CORNEAL GRAFT STUDY

CORNEAL GRAFT STUDY
Arthur Cummings
Published: Thursday, August 27, 2015

Patient recruitment has commenced for VISICORT, a major new European study that aims to improve corneal graft outcomes.

More than 100,000 corneal transplants are carried out annually worldwide. Immunological rejection remains the most important cause of corneal graft failure, with failure rates of up to 60 per cent at five years in high-risk situations, such as in patients with prior graft failure or herpes keratitis.

VISICORT is a multi-disciplinary research project involving 12 partners from across the EU with expertise in corneal transplantation, cell therapy, immunology, bio-sampling, systems biology/immune profiling and bioinformatics. The project will complete the first ever systematic immune profiling of human corneal transplant recipients. Clinical data and bio-specimens will be collected from over 700 corneal transplant recipients at five leading transplant centres, including the Royal Victoria Eye and Ear Hospital (RVEEH) and the Royal College of Surgeons in Ireland (RCSI), Dublin, Ireland; Aarhus University Hospital, Denmark; Charité University Eye Clinic, Berlin, Germany; University of Bristol and Bristol Eye Hospital, UK; and Nantes University Hospital, France.

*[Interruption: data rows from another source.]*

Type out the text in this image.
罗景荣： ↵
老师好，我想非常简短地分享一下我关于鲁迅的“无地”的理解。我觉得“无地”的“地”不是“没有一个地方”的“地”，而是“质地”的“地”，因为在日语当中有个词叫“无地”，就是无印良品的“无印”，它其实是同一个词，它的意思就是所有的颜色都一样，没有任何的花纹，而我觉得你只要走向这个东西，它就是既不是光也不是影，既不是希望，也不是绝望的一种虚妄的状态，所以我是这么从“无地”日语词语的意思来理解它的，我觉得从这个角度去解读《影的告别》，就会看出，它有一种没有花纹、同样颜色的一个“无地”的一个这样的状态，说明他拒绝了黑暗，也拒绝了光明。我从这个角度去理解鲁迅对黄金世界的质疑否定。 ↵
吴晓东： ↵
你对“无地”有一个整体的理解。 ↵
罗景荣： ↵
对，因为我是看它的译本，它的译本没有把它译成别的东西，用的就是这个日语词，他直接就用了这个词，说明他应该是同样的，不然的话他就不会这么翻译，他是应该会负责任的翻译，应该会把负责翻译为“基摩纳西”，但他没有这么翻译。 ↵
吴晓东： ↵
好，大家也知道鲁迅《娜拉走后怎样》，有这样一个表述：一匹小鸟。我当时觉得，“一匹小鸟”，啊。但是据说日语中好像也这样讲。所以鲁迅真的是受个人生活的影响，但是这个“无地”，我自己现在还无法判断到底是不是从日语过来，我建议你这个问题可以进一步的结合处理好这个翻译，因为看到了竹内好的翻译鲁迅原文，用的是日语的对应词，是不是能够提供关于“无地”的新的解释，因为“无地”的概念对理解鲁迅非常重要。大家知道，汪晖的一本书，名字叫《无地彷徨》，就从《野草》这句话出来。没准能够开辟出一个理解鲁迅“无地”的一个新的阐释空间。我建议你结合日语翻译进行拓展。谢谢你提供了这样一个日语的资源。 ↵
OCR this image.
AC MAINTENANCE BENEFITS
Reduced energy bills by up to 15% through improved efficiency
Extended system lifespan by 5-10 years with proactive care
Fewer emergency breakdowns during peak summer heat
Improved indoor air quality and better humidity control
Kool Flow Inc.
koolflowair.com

The samples will be centrally collated and distributed to cutting-edge laboratories in Edinburgh, UK and Nantes, France for multi-platform profiling and integrated bioinformatics analyses. Profiling data will generate a better understanding of corneal transplant rejection and failure.

This knowledge will be used to develop novel biomarker-based surveillance strategies and, coupled with SME-based expertise in cell product development, will also inform the design and initiation of a clinical trial of stromal stem cell therapy in high-risk human corneal transplant recipients. The VISICORT project is co-ordinated by Prof Matthew Griffin, Professor of Transplant Biology at NUI Galway, Ireland.

Benefiting from a €6million award from the European Commission FP7 programme, the VISICORT project launched in May 2014 and patient recruitment has now opened following the development phase of the project.

“The study is progressing well. We have recruited over 40 patients to the study at RVEEH in the past four months and over 100 patients across all clinical sites,” Conor Murphy PhD, FRCSI (Ophth), Professor of Ophthalmology at RCSI, told EuroTimes.

“It is a strong consortium with an ideal mix of expertise that will enable us to have a real impact on the outcomes of corneal transplantation in the future by improving our understanding of the mechanisms causing transplant failure, identifying biomarkers predicting long-term outcomes and by evaluating a cell based therapy for patients with a poor prognosis for transplant survival,” he said.